A 42-year-old female with a long-standing history of severe generalized anxiety disorder had been maintained on alprazolam 1 mg orally twice daily for several years with stable symptom control. She had no history of renal or hepatic impairment and was otherwise medically stable.

Clinical Presentation

Three days after being diagnosed with COVID-19, the patient was prescribed Paxlovid (nirmatrelvir/ritonavir) for a five-day treatment course. She continued her usual alprazolam regimen without dose adjustment.

Within 48–72 hours, she developed marked drowsiness, confusion, slurred speech, dizziness, and gait instability. Her husband reported near-fall episodes and an inability to remain alert during normal activities. She presented to the emergency department with excessive sedation, mild ataxia, and dysarthria, though she remained arousable. Vital signs were stable, and laboratory investigations, including renal function and electrolytes, were unremarkable.

Clinical Issue Identified

The patient’s presentation was consistent with benzodiazepine toxicity secondary to a drug–drug interaction. Ritonavir, a pharmacokinetic booster component of Paxlovid, is a potent inhibitor of cytochrome P450 3A4 (CYP3A4)—the primary enzyme responsible for the hepatic metabolism of alprazolam.

Inhibition of CYP3A4 resulted in reduced clearance and rapid accumulation of alprazolam, leading to supratherapeutic plasma concentrations. The clinical consequences included excessive sedation, impaired coordination, cognitive dysfunction, and increased fall risk, all of which were evident in this patient. The temporal relationship between Paxlovid initiation and symptom onset strongly supported this mechanism.

Pharmacist Intervention and Clinical Management

Immediate Medication Management

  • Hold alprazolam immediately to prevent further accumulation and toxicity.

  • Avoid flumazenil given the patient’s chronic benzodiazepine use and seizure risk.

Supportive Care and Monitoring

  • Provide close neurological monitoring until sedation resolves.

  • Implement fall precautions and ensure a safe environment.

  • Monitor respiratory status due to the risk of hypoventilation with benzodiazepine toxicity

Interaction Mitigation Strategy

  • Educate the patient and caregivers regarding the interaction between ritonavir and benzodiazepines.

If anxiolytic therapy is required during future Paxlovid courses, consider:

  • Temporary dose reduction or discontinuation of alprazolam
  • Substitution with benzodiazepines less dependent on CYP3A4 metabolism (e.g., lorazepam, oxazepam)

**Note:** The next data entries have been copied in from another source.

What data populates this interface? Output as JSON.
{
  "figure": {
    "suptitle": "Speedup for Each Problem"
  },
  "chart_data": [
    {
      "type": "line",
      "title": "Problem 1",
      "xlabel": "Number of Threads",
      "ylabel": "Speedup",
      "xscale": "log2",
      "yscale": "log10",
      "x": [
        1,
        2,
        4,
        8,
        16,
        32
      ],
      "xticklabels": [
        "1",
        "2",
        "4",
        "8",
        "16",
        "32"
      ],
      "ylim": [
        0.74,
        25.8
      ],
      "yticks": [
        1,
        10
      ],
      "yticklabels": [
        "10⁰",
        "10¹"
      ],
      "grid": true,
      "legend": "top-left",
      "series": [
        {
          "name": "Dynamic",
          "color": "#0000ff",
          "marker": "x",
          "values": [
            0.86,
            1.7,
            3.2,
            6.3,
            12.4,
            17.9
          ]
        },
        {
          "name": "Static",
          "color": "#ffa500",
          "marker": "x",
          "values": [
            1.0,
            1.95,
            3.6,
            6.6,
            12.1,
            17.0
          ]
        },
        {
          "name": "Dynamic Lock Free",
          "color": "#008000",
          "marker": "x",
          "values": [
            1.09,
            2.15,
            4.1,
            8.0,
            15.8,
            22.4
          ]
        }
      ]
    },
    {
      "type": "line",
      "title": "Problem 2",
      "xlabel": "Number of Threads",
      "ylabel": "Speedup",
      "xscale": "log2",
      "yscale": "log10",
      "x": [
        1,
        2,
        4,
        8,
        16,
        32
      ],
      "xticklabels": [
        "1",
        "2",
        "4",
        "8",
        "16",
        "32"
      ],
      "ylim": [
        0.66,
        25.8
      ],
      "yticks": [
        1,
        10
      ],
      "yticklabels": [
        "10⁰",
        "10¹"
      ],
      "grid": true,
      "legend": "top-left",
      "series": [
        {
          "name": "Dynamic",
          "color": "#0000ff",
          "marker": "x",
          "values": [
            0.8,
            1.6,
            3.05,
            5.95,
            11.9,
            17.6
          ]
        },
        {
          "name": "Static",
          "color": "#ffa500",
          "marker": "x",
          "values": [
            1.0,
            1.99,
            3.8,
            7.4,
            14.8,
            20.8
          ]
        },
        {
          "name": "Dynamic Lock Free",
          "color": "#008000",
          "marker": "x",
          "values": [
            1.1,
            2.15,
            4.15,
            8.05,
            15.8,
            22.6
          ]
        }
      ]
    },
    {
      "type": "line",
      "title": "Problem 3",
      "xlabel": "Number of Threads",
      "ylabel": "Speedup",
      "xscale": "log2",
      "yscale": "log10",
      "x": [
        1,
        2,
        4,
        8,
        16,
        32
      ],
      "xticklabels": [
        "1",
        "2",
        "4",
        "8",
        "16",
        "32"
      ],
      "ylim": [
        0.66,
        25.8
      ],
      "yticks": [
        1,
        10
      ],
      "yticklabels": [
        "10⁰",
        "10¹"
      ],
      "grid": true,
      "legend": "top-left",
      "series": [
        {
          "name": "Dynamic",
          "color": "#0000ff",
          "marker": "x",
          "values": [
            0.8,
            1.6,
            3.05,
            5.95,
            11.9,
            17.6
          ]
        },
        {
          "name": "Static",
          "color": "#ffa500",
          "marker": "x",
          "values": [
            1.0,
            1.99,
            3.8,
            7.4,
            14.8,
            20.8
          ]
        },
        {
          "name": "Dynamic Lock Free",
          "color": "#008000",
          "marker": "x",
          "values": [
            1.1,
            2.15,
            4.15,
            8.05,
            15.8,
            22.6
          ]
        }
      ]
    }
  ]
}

Follow-Up and Long-Term Planning

  • Resume alprazolam cautiously after completion of Paxlovid and adequate ritonavir washout, if clinically necessary.

  • Document the interaction clearly in the medical record to prevent recurrence.

  • Reinforce the importance of medication review prior to initiating antivirals or other enzyme inhibitors

Clinical Rationale and Ramifications

This case highlights the clinical consequences of unrecognized pharmacokinetic drug–drug interactions, particularly involving strong CYP3A4 inhibitors such as ritonavir. Failure to adjust or withhold alprazolam resulted in acute benzodiazepine toxicity, placing the patient at risk for falls, respiratory depression, and cognitive impairment.

Given the widespread use of Paxlovid in outpatient COVID-19 management, clinicians must remain vigilant when prescribing it to patients receiving chronic benzodiazepine therapy. Proactive medication reconciliation and anticipatory dose adjustments can prevent serious adverse events.

This case underscores the critical role of pharmacist-led medication review, especially during acute care transitions. Recognizing enzyme-mediated interactions before therapy initiation is essential to ensure patient safety and avoid preventable harm.